The True Story of Confederation Cannot Be Properly Understood Unless the Language of Outraged Taxpayers Is Given Prominent Place; Much Like the USA in 1787, Canada Needed a New Constitution Because It Needed a New Tax Deal

Modern Canada, like the three countries that shaped it, France, Britain, and the United States, began with a tax revolt. However, where they had successful, transformative "country" revolutions against high-spending "court" governments, Canada's founding tax revolt actually consolidated the "court" party's hold on power, and for that reason it has passed largely unnoticed in the writings of historians.

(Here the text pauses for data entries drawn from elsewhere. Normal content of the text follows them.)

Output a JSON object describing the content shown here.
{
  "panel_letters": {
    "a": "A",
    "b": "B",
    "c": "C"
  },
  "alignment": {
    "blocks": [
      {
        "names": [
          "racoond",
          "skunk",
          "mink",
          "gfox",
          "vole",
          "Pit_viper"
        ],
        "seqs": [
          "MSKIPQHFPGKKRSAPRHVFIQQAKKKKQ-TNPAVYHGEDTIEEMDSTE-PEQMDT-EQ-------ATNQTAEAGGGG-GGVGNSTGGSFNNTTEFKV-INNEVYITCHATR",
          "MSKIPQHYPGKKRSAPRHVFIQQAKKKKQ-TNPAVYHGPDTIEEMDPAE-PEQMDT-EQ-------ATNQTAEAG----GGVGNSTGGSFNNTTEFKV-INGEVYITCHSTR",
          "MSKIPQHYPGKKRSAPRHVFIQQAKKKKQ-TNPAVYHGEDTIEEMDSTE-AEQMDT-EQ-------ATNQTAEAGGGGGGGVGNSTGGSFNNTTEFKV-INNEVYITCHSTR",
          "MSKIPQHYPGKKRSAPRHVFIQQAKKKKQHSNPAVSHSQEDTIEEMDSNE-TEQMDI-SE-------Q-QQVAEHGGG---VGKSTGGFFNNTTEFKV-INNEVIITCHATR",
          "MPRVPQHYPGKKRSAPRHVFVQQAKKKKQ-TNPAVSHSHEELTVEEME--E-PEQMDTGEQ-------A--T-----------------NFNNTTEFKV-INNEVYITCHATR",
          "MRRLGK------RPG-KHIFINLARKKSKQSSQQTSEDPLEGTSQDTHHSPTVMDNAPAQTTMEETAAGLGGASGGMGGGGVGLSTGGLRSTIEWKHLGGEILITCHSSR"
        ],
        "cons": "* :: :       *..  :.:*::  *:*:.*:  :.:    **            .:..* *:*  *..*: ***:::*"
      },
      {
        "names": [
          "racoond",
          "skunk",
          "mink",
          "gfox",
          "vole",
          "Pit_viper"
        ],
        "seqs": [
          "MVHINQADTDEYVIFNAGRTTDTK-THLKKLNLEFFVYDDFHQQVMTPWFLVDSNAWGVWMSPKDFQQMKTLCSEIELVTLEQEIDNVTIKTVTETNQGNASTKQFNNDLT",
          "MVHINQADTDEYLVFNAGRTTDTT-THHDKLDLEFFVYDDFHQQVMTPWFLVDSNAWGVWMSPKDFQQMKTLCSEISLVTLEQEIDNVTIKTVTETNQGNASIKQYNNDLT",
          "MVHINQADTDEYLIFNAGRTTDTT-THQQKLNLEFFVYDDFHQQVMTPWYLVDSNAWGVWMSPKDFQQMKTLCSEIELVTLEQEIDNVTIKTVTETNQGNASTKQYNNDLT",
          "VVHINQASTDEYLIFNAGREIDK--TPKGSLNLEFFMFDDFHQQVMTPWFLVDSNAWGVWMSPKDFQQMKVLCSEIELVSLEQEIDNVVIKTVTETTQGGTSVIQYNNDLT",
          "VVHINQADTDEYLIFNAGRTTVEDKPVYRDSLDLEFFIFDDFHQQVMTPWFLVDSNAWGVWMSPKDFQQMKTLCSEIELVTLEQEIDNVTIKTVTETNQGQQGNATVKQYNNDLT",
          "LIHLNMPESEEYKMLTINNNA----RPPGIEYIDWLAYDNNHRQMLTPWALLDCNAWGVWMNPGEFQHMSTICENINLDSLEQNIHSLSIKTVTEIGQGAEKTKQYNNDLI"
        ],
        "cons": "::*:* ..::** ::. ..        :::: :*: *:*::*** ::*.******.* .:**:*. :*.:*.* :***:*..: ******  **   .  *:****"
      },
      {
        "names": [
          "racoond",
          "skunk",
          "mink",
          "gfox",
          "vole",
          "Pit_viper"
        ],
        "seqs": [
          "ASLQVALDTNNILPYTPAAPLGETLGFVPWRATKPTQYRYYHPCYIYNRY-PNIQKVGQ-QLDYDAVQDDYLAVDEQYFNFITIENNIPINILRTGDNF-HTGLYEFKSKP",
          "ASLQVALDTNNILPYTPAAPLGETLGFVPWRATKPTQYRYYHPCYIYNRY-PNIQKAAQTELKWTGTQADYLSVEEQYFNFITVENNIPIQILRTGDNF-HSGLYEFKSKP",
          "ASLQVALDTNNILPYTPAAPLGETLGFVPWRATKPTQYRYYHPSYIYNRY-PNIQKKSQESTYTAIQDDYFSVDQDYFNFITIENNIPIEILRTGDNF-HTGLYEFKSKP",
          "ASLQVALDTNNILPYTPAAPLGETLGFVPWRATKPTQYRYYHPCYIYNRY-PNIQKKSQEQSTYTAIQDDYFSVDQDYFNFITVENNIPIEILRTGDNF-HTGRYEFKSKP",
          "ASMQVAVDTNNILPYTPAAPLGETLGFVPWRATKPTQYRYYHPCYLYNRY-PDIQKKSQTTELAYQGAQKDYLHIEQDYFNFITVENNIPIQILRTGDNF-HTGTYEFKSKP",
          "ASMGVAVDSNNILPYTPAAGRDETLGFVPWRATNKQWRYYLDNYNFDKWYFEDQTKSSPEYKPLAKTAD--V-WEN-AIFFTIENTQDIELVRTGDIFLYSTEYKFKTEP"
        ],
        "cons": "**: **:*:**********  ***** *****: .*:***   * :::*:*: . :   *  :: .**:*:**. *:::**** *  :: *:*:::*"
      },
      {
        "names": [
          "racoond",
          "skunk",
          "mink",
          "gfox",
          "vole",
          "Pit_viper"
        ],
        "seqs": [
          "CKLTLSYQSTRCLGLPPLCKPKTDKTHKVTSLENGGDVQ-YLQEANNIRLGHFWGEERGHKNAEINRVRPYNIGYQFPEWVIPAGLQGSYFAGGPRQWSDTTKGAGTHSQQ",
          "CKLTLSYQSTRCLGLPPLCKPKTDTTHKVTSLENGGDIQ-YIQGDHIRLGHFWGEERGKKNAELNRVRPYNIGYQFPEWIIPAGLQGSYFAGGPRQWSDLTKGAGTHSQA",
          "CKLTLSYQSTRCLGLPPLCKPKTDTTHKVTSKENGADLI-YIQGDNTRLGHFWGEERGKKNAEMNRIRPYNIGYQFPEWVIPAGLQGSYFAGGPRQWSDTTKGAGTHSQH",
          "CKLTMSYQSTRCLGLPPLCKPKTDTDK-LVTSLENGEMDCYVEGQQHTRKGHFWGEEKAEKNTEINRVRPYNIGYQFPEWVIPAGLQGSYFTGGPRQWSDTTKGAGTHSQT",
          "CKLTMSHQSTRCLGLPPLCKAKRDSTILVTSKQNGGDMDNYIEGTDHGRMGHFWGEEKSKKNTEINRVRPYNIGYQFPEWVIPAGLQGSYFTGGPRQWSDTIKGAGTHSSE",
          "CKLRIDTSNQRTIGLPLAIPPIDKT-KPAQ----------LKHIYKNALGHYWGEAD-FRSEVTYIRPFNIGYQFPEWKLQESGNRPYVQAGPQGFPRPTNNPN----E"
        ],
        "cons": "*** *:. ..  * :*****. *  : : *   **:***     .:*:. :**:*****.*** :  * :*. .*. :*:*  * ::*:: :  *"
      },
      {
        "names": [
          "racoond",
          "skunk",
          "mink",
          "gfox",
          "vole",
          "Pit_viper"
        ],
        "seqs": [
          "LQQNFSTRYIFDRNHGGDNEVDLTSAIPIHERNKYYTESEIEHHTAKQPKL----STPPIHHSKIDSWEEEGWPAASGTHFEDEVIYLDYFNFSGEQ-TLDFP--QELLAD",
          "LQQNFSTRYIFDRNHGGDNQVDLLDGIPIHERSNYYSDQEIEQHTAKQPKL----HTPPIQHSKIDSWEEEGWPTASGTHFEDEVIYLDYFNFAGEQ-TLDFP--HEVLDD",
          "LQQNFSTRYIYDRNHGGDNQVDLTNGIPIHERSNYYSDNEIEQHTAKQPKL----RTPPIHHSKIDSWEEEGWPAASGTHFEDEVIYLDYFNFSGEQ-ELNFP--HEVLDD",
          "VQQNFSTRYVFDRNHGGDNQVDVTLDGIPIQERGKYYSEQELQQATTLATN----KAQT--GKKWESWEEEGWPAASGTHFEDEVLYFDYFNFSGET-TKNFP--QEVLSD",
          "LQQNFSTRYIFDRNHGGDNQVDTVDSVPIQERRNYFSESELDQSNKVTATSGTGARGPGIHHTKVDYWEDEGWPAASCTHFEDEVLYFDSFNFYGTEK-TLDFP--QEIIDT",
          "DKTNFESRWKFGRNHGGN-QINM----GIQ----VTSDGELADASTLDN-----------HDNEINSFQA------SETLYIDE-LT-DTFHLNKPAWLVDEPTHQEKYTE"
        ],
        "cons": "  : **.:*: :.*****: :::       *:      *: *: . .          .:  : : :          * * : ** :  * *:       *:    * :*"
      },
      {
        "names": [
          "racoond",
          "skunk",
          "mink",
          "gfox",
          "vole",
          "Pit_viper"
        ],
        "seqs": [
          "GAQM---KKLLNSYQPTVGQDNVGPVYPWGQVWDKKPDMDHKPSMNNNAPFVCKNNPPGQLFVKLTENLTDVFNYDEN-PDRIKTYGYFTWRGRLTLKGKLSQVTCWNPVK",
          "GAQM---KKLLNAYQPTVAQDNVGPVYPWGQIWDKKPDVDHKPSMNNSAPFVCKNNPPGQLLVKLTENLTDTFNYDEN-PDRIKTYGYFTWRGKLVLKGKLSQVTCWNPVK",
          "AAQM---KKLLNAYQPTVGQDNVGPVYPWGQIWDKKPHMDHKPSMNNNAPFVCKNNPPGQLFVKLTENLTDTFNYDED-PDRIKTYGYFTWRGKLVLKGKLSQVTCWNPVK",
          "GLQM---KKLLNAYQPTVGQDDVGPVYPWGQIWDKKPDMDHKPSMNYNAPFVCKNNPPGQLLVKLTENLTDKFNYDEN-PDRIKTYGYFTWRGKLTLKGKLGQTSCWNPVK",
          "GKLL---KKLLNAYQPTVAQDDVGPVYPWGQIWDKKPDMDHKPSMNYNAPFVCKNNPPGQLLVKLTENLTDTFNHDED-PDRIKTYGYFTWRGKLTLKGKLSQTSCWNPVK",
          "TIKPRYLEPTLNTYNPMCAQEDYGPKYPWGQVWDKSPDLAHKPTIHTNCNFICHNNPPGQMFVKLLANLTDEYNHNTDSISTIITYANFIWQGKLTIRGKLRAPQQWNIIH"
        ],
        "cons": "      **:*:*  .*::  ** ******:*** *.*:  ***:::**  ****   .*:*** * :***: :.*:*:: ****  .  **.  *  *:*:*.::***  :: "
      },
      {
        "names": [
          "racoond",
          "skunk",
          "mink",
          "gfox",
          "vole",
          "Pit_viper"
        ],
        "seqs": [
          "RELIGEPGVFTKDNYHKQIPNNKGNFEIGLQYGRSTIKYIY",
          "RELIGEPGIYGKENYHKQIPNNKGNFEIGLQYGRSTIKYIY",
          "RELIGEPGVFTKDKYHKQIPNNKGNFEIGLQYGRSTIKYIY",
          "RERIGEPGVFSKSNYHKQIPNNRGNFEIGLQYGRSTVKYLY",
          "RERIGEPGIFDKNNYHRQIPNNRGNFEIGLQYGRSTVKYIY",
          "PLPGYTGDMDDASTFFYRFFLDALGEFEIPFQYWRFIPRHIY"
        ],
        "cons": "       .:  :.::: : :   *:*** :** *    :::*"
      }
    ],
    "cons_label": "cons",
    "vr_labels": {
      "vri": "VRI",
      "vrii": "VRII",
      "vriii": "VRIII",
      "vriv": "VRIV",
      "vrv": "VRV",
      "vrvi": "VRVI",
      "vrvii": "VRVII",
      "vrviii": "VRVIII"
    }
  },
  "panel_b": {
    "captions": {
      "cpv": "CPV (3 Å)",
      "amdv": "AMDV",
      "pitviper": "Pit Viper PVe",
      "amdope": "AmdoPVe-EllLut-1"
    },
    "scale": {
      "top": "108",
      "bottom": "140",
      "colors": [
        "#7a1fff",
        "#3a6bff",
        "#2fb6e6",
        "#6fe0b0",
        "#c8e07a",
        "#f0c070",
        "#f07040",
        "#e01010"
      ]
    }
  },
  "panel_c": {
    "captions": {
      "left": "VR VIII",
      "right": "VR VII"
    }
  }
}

But the true story of Confederation cannot be properly understood unless the language of outraged taxpayers is given prominent place. Tax protests can be an efficient way to organize political dissent and demand accountability. But for mid-century Canadian reformers, it was axiomatic that politics was about the money. Much like the United States in 1787, Canada needed a new constitution because it needed a new tax deal. This chapter outlines the causes, negotiations, and effects of that deal, focusing on the view from the "United Province of Canada," the colony that would become Ontario and Quebec.

--E.A. Heaman, Tax, Order, and Good Government: A New Political History of Canada, 1867-1917, Carleton Library Series 240 (Montreal: McGill-Queen's University Press, 2017), 21.